Bioreactor

Introduction

There are currently two main options for synthesizing substances in bacterial culture: shaker flasks and bioreactors. These two options appeal to research scientists looking for small yields and for industrial applications seeking very high yields, respectively. Shaker flasks are ubiquitous in bacterial laboratories, but bioreactors cost tens of thousands of dollars to purchase and many thousands more to maintain. Thus they are largely inaccessible to research scientists who are hoping to bring their biological manufacturing processes to larger scales. Shaker flasks offer very limited yields for biologically manufactured substances while bioreactors offer high enough yields to sustain some industrial applications today. However, researchers who seek to develop new biological manufacturing processes face difficulty accessing tools to make the jump from shaker flask yields up to industrial yields. There is a need for an intermediate level solution that allows researchers to reach higher yields without the high cost of existing high-yield solutions.

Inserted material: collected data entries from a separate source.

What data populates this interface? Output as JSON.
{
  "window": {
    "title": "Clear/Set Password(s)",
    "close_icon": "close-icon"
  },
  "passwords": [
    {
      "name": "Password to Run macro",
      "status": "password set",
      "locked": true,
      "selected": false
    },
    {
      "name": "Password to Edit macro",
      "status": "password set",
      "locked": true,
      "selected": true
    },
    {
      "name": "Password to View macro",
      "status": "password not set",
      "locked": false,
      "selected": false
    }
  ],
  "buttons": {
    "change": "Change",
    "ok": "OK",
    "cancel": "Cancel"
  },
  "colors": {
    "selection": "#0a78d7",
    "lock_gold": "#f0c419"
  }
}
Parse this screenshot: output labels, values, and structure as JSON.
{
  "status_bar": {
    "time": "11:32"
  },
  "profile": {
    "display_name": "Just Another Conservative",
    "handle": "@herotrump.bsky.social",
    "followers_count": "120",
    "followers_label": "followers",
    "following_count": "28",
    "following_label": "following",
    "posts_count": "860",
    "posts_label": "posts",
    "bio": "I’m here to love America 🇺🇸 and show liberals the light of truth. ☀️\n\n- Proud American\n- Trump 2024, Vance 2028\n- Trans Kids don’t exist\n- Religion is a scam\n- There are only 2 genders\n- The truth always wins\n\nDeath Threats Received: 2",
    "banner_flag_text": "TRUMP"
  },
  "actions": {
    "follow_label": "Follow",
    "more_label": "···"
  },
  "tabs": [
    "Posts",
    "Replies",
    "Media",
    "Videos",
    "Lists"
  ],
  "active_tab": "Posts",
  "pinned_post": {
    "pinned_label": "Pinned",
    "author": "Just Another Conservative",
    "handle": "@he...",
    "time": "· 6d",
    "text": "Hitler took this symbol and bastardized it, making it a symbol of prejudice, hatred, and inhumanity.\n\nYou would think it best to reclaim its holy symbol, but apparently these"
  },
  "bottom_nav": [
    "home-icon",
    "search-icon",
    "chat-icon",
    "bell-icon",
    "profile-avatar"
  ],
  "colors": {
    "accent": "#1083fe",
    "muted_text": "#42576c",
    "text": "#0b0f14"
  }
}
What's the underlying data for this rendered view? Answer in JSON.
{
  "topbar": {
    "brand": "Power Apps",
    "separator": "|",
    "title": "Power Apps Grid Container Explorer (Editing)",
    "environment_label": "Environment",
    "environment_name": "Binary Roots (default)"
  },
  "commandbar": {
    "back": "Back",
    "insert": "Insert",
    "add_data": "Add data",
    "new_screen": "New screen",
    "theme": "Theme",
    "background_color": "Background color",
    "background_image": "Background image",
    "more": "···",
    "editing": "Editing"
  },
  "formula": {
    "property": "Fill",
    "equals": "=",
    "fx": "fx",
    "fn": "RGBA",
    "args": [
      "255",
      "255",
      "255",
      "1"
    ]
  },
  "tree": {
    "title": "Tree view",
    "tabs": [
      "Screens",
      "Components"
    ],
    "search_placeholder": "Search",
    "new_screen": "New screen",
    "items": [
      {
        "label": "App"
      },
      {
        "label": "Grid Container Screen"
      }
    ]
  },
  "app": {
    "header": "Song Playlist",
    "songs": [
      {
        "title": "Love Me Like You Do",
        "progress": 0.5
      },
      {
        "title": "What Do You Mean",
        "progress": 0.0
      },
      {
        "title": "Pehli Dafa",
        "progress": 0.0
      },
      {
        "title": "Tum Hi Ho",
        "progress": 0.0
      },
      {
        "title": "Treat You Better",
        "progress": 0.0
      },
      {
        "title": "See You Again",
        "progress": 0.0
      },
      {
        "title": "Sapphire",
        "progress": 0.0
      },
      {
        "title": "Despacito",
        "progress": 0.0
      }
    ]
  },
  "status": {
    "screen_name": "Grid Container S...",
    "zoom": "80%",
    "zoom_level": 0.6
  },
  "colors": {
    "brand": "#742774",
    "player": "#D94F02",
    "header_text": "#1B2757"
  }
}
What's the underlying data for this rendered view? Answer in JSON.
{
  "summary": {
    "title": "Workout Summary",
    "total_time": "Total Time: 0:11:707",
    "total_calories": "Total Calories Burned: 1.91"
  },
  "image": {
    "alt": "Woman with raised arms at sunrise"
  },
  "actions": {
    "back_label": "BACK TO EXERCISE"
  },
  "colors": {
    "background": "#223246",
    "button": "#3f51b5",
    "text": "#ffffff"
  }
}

We have designed a bioreactor that can be cheaply built while providing a cell culture environment that produces yields higher than the shaker flask can achieve.

Design

Shaker Flasks are partially filled with growth media, cells, and any inducers or promoters necessary for the desired process. These flasks are placed in incubators and rotated at a set speed. The limiting nutrient in these processes is often oxygen. The aeration achieved by shaking the culture in insufficient to sustain high cell densities and high production rates. Other environmental gradients in the shaker flask (e.g. temperature and pH) also inhibit the yield.

On the other hand, industrial bioreactors include various sensors and actuators that are able to rigorously control those environmental factors, including aeration. In doing so, the produce a cell culture environment that is more conducive to high-yields.

In order to to produce an intermediate solution, we have sacrificed some of the precision and thoroughness of existing bioreactors by eliminating expensive sensors and incorporating 3D printing to build our bioreactor. The key parameter that we have chosen to optimize in aeration.

There are many types of industrial bioreactors available. They vary in terms of how the modulate the culture environment (e.g. adding fluid, removing fluid, agitating the culture). We have chosen to build a stirred-batch bioreactor which means that once the culture is started, no liquid is added or removed, and the culture is stirred by spinning blades called impellers.

Results

Unfortunately, when we attempted to culture cells in the bioreactor, we found that the cells struggled to reach and sustain the logarithmic phase of growth. We hypothesize that this is because the sealant that we used to waterproof the culture chamber was toxic to the cells. In the future, using a non-toxic sealant could promote better growth.